Funding for upskilling, training, and development
The Singapore government is allocating S$24 billion over the next three years to business transformation, a move that actually began in 2016 but that has gained urgency since the pandemic. Much of the amount will go to funding innovation in various forms, whether within corporates, in the form of startup ventures, or in global collaborations. Heng said, however, that support would also go to developing local workers.
“A digital innovation driven economy means that businesses will need highly skilled workers and deep talents,” he said. “Our people need to have both broader and deeper skills.”
He warned that Singapore workers will have to adapt to global trends such as flexible work, remote work and new forms of collaboration that open up the local job market to stiff competition from overseas. At the same time, the work itself will change.
“In the coming years, a critical part of business transformation will be in job redesign,” he said. “With technological advances, many tasks that are fiscally demanding or repetitive can be better done by machines. With an ageing workforce, we must leverage technology to develop senior friendly workplaces.”
To enable people to take on the new jobs, S$5.4 billion will go to extending the Jobs and Skills Package, which was launched last year to help local workers access immediate short-term as well as longer term job opportunities, or pick up job-related skills and capabilities. On top of this, an additiona S$5.2 billion will be pumped into the Jobs Growth Incentive introduced last August to incentivize the hiring of local workers. With the additional funding, the government aim to support firms in hiring 200,000 local workers this year, as well as providing up to 35,000 traineeships and training opportunities.
Continued support for jobs, but winding down
In the short term, the Singapore government is setting aside S$11 billion to continue supporting public health and local jobs. S$700 million of this money will go into extending the Jobs Support Scheme, introduced last year to encourage firms to retain local workers and initially intended to expire in March. Sectors still under stress, including the aviation, aerospace, and tourism sectors, will receive more support: the scheme will be extended six months for these sectors, with the government subsidizing 30 percent of wages from April to June and 10 percent from July to September.
Other sectors that are still seeing a slow recovery, including retail, arts and culture, and food service—but excluding supermarkets, which did so well during the pandemic that some even paid their workers massive bonuses—will receive a smaller extension of 10 percent wage subsidies until June.
In addition to this, extra support is going to the worst-hit sectors.
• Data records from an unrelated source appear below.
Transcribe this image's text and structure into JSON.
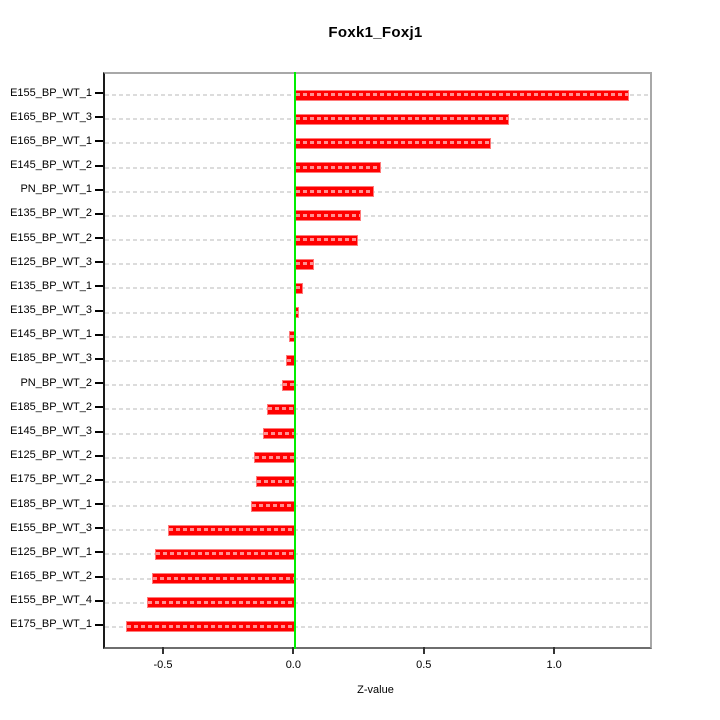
{
  "title": "Foxk1_Foxj1",
  "xlabel": "Z-value",
  "colors": {
    "bar": "#ff0000",
    "bar_edge": "#ff7a7a",
    "bar_dash": "#ff9090",
    "zero_line": "#00ee00",
    "grid": "#dcdcdc",
    "box_gray": "#a8a8a8",
    "axis_dark": "#333333"
  },
  "chart_data": {
    "type": "bar",
    "orientation": "horizontal",
    "title": "Foxk1_Foxj1",
    "xlabel": "Z-value",
    "ylabel": "",
    "xlim": [
      -0.73,
      1.36
    ],
    "x_ticks": [
      -0.5,
      0.0,
      0.5,
      1.0
    ],
    "x_tick_labels": [
      "-0.5",
      "0.0",
      "0.5",
      "1.0"
    ],
    "grid": true,
    "grid_style": "dashed",
    "zero_reference_line": 0.0,
    "categories": [
      "E155_BP_WT_1",
      "E165_BP_WT_3",
      "E165_BP_WT_1",
      "E145_BP_WT_2",
      "PN_BP_WT_1",
      "E135_BP_WT_2",
      "E155_BP_WT_2",
      "E125_BP_WT_3",
      "E135_BP_WT_1",
      "E135_BP_WT_3",
      "E145_BP_WT_1",
      "E185_BP_WT_3",
      "PN_BP_WT_2",
      "E185_BP_WT_2",
      "E145_BP_WT_3",
      "E125_BP_WT_2",
      "E175_BP_WT_2",
      "E185_BP_WT_1",
      "E155_BP_WT_3",
      "E125_BP_WT_1",
      "E165_BP_WT_2",
      "E155_BP_WT_4",
      "E175_BP_WT_1"
    ],
    "values": [
      1.28,
      0.82,
      0.75,
      0.33,
      0.3,
      0.25,
      0.24,
      0.07,
      0.03,
      0.015,
      -0.025,
      -0.035,
      -0.05,
      -0.11,
      -0.125,
      -0.16,
      -0.15,
      -0.17,
      -0.49,
      -0.54,
      -0.55,
      -0.57,
      -0.65
    ]
  }
}
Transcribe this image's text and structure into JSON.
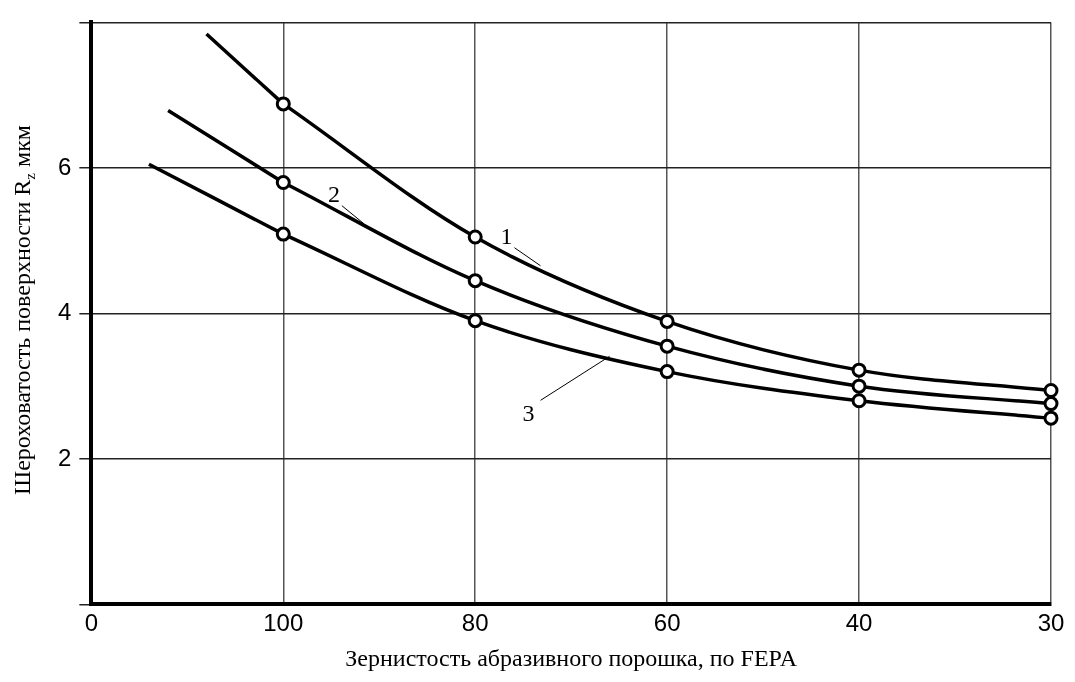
{
  "chart_data": {
    "type": "line",
    "xlabel": "Зернистость абразивного порошка, по FEPA",
    "ylabel": "Шероховатость поверхности R$_{z}$ мкм",
    "categories": [
      "0",
      null,
      null,
      null,
      null,
      null,
      null,
      null,
      null,
      null,
      "100",
      null,
      null,
      null,
      null,
      null,
      null,
      null,
      null,
      null,
      "80",
      null,
      null,
      null,
      null,
      null,
      null,
      null,
      null,
      null,
      "60",
      null,
      null,
      null,
      null,
      null,
      null,
      null,
      null,
      null,
      "40",
      null,
      null,
      null,
      null,
      null,
      null,
      null,
      null,
      null,
      "30"
    ],
    "ylim": [
      0,
      8
    ],
    "yticks": [
      {
        "value": 0,
        "label": null
      },
      2,
      4,
      6,
      {
        "value": 8,
        "label": null
      }
    ],
    "grid": true,
    "legend": false,
    "line_style": "solid",
    "series": [
      {
        "name": "1",
        "color": "#000000",
        "marker": "circle",
        "values": [
          null,
          null,
          null,
          null,
          null,
          null,
          null,
          null,
          null,
          null,
          6.88,
          null,
          null,
          null,
          null,
          null,
          null,
          null,
          null,
          null,
          5.05,
          null,
          null,
          null,
          null,
          null,
          null,
          null,
          null,
          null,
          3.89,
          null,
          null,
          null,
          null,
          null,
          null,
          null,
          null,
          null,
          3.22,
          null,
          null,
          null,
          null,
          null,
          null,
          null,
          null,
          null,
          2.94
        ]
      },
      {
        "name": "2",
        "color": "#000000",
        "marker": "circle",
        "values": [
          null,
          null,
          null,
          null,
          null,
          null,
          null,
          null,
          null,
          null,
          5.8,
          null,
          null,
          null,
          null,
          null,
          null,
          null,
          null,
          null,
          4.45,
          null,
          null,
          null,
          null,
          null,
          null,
          null,
          null,
          null,
          3.55,
          null,
          null,
          null,
          null,
          null,
          null,
          null,
          null,
          null,
          3,
          null,
          null,
          null,
          null,
          null,
          null,
          null,
          null,
          null,
          2.76
        ]
      },
      {
        "name": "3",
        "color": "#000000",
        "marker": "circle",
        "values": [
          null,
          null,
          null,
          null,
          null,
          null,
          null,
          null,
          null,
          null,
          5.09,
          null,
          null,
          null,
          null,
          null,
          null,
          null,
          null,
          null,
          3.9,
          null,
          null,
          null,
          null,
          null,
          null,
          null,
          null,
          null,
          3.2,
          null,
          null,
          null,
          null,
          null,
          null,
          null,
          null,
          null,
          2.8,
          null,
          null,
          null,
          null,
          null,
          null,
          null,
          null,
          null,
          2.56
        ]
      },
      {
        "color": "#000000",
        "marker": "none",
        "values": [
          null,
          null,
          null,
          null,
          null,
          null,
          7.84,
          null,
          null,
          null,
          6.88,
          null,
          null,
          null,
          null,
          null,
          null,
          null,
          null,
          null,
          null,
          null,
          null,
          null,
          null,
          null,
          null,
          null,
          null,
          null,
          null,
          null,
          null,
          null,
          null,
          null,
          null,
          null,
          null,
          null,
          null,
          null,
          null,
          null,
          null,
          null,
          null,
          null,
          null,
          null,
          null
        ]
      },
      {
        "color": "#000000",
        "marker": "none",
        "values": [
          null,
          null,
          null,
          null,
          6.79,
          null,
          null,
          null,
          null,
          null,
          5.8,
          null,
          null,
          null,
          null,
          null,
          null,
          null,
          null,
          null,
          null,
          null,
          null,
          null,
          null,
          null,
          null,
          null,
          null,
          null,
          null,
          null,
          null,
          null,
          null,
          null,
          null,
          null,
          null,
          null,
          null,
          null,
          null,
          null,
          null,
          null,
          null,
          null,
          null,
          null,
          null
        ]
      },
      {
        "color": "#000000",
        "marker": "none",
        "values": [
          null,
          null,
          null,
          6.05,
          null,
          null,
          null,
          null,
          null,
          null,
          5.09,
          null,
          null,
          null,
          null,
          null,
          null,
          null,
          null,
          null,
          null,
          null,
          null,
          null,
          null,
          null,
          null,
          null,
          null,
          null,
          null,
          null,
          null,
          null,
          null,
          null,
          null,
          null,
          null,
          null,
          null,
          null,
          null,
          null,
          null,
          null,
          null,
          null,
          null,
          null,
          null
        ]
      }
    ]
  }
}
For instance, the government will set up a S$133 million Driver Relief Fund for taxi and hired car drivers, whose income has still not returned to pre-2020 levels.
The aviation sector in particular will receive S$870 million to “preserve core capabilities”, including retaining and upgrading workers. Heng said in his speech: “I expect the aviation sector to use this money to sustain and upgrade its capabilities and prepare for the recovery.”